People look at me funny, when I sing cadence as loud as I can. The SDCs and instructors seem the only people who appreciate a gal in the front with tennies, belting it out as she tries to march along. Me? I do it as a release, for when else do we get to sound off like that? Well, during morning quarters when Chief asks to hear our war-cry. But who really sounds off then?
No one. Except me. I'm a bit perverse. I also tend to...how to describe this? Alright...
In school, when we get off a break and the teacher's not back yet, we stand outside our classroom in ranks. It's very impolite to break ranks, you know, so the "proper" thing to do is ask permission before you cut through between the leaders and the rest of the class. Most people just say "Break?" or even "Break." as they cut through. Me, I like to say it out. "Request permission to break ranks?" It gets me odd looks, sometimes.

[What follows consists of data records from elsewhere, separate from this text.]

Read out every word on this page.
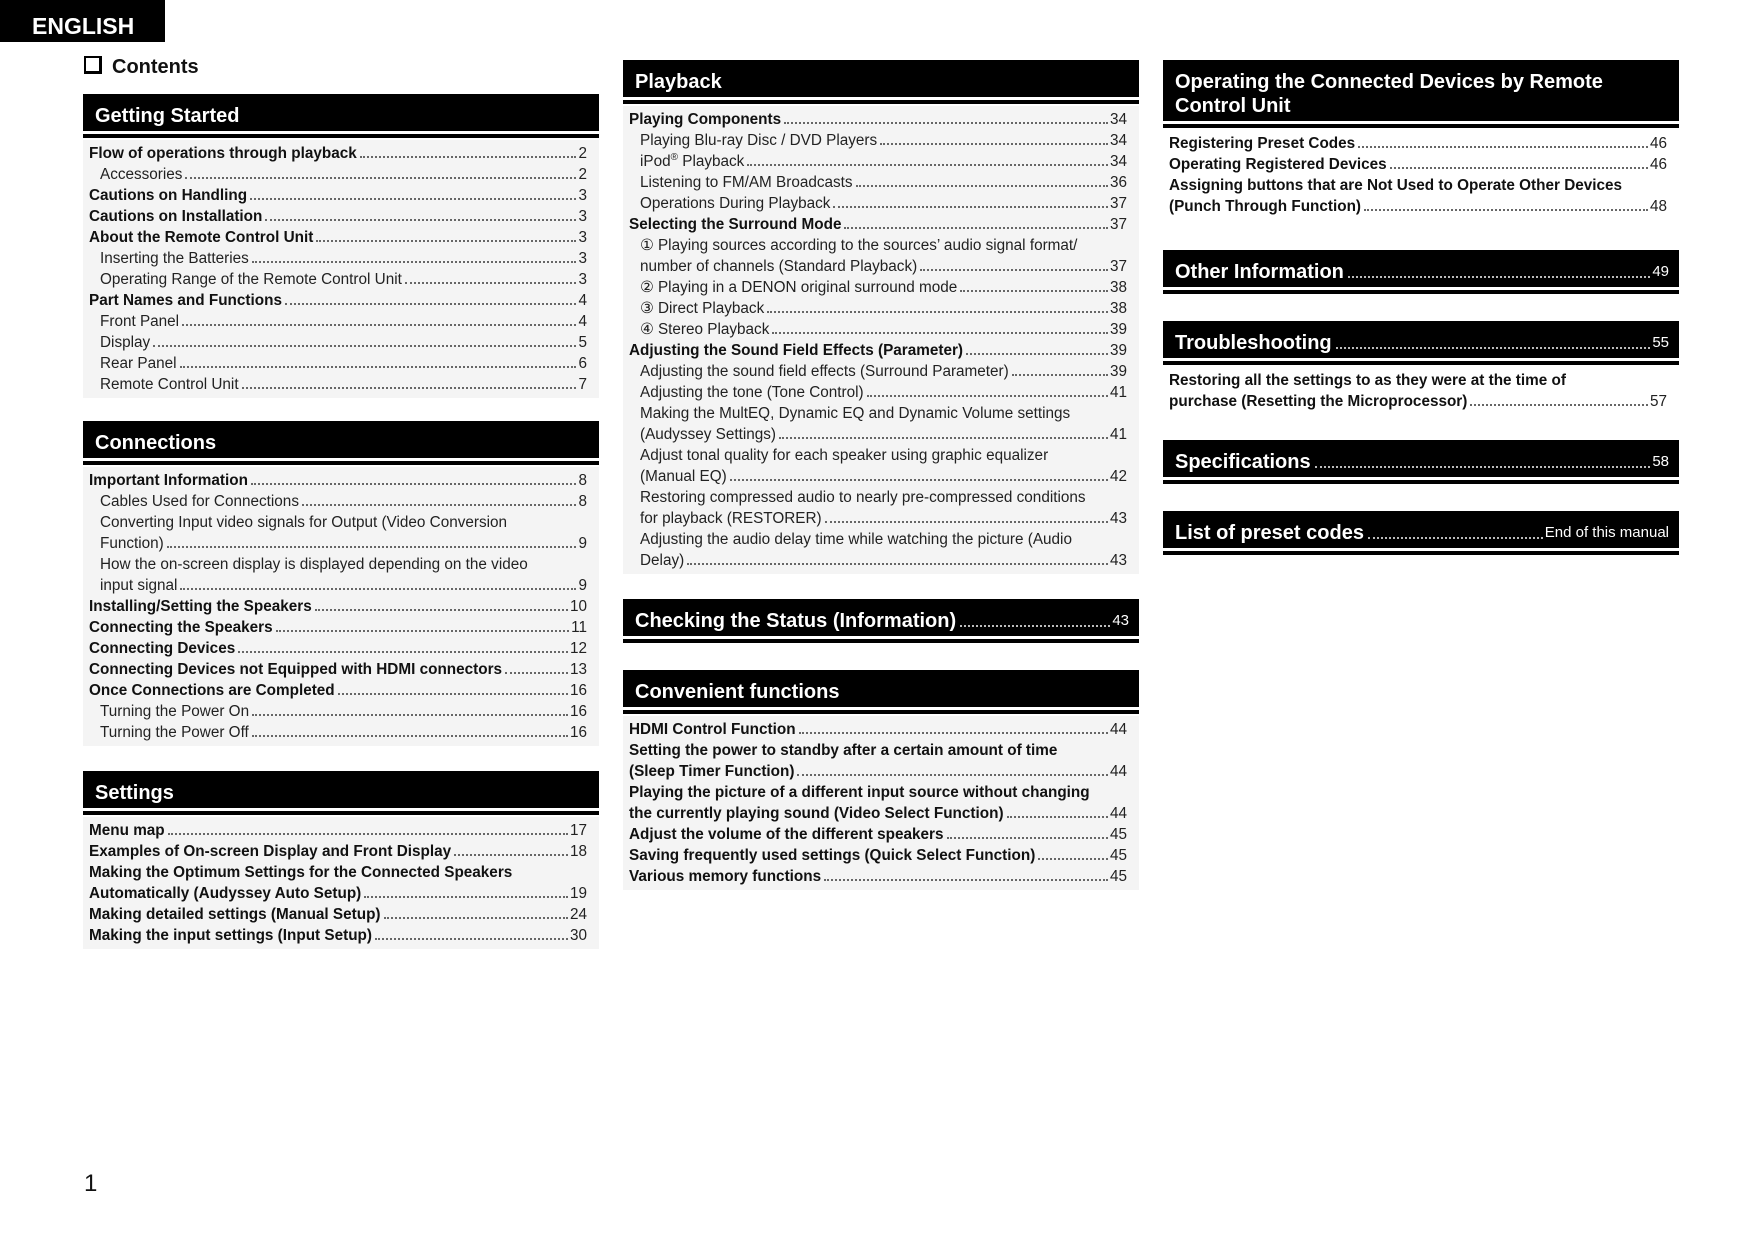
ENGLISH
Contents
Getting Started
Flow of operations through playback	2
Accessories	2
Cautions on Handling	3
Cautions on Installation	3
About the Remote Control Unit	3
Inserting the Batteries	3
Operating Range of the Remote Control Unit	3
Part Names and Functions	4
Front Panel	4
Display	5
Rear Panel	6
Remote Control Unit	7
Connections
Important Information	8
Cables Used for Connections	8
Converting Input video signals for Output (Video Conversion
Function)	9
How the on-screen display is displayed depending on the video
input signal	9
Installing/Setting the Speakers	10
Connecting the Speakers	11
Connecting Devices	12
Connecting Devices not Equipped with HDMI connectors	13
Once Connections are Completed	16
Turning the Power On	16
Turning the Power Off	16
Settings
Menu map	17
Examples of On-screen Display and Front Display	18
Making the Optimum Settings for the Connected Speakers
Automatically (Audyssey Auto Setup)	19
Making detailed settings (Manual Setup)	24
Making the input settings (Input Setup)	30
Playback
Playing Components	34
Playing Blu-ray Disc / DVD Players	34
iPod® Playback	34
Listening to FM/AM Broadcasts	36
Operations During Playback	37
Selecting the Surround Mode	37
① Playing sources according to the sources’ audio signal format/
number of channels (Standard Playback)	37
② Playing in a DENON original surround mode	38
③ Direct Playback	38
④ Stereo Playback	39
Adjusting the Sound Field Effects (Parameter)	39
Adjusting the sound field effects (Surround Parameter)	39
Adjusting the tone (Tone Control)	41
Making the MultEQ, Dynamic EQ and Dynamic Volume settings
(Audyssey Settings)	41
Adjust tonal quality for each speaker using graphic equalizer
(Manual EQ)	42
Restoring compressed audio to nearly pre-compressed conditions
for playback (RESTORER)	43
Adjusting the audio delay time while watching the picture (Audio
Delay)	43
Checking the Status (Information)	43
Convenient functions
HDMI Control Function	44
Setting the power to standby after a certain amount of time
(Sleep Timer Function)	44
Playing the picture of a different input source without changing
the currently playing sound (Video Select Function)	44
Adjust the volume of the different speakers	45
Saving frequently used settings (Quick Select Function)	45
Various memory functions	45
Operating the Connected Devices by Remote Control Unit
Registering Preset Codes	46
Operating Registered Devices	46
Assigning buttons that are Not Used to Operate Other Devices
(Punch Through Function)	48
Other Information	49
Troubleshooting	55
Restoring all the settings to as they were at the time of
purchase (Resetting the Microprocessor)	57
Specifications	58
List of preset codes	End of this manual
1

Maybe part of it has something to do with what my mother told me before boot camp--look at it as a role-play. A loooong term LARP (live-action roleplay), wherein I play a sailor. One who does things right and knows where she's going.
I don't, really.
Maybe another part is my not-so-secret love of rituals and ceremony. I like requesting to come aboard when I cross the quarterdeck. I like saying the Sailor's Creed both in quarters on the ship and at the beginning of class. Turnover fascinates me, how one duty section's leaders pass the burden to another's. The secret handshakes shared.
I'm not going to say I love everything. Morning quarters at 0530 does not make me a happy camper. They wonder why so many kids pass out--well, gee, packing the whole ship into the lounge, standing for half an hour, so hot and tired and not really giving us time to do more than grab-and-go for chow? Yeah.
But that said? I'm happier than a lot of people here. Maybe because I choose to be. Even though it's rainy and school's hard and my feet are science experiments. I can still be a smooth sailor, and a squared-away one.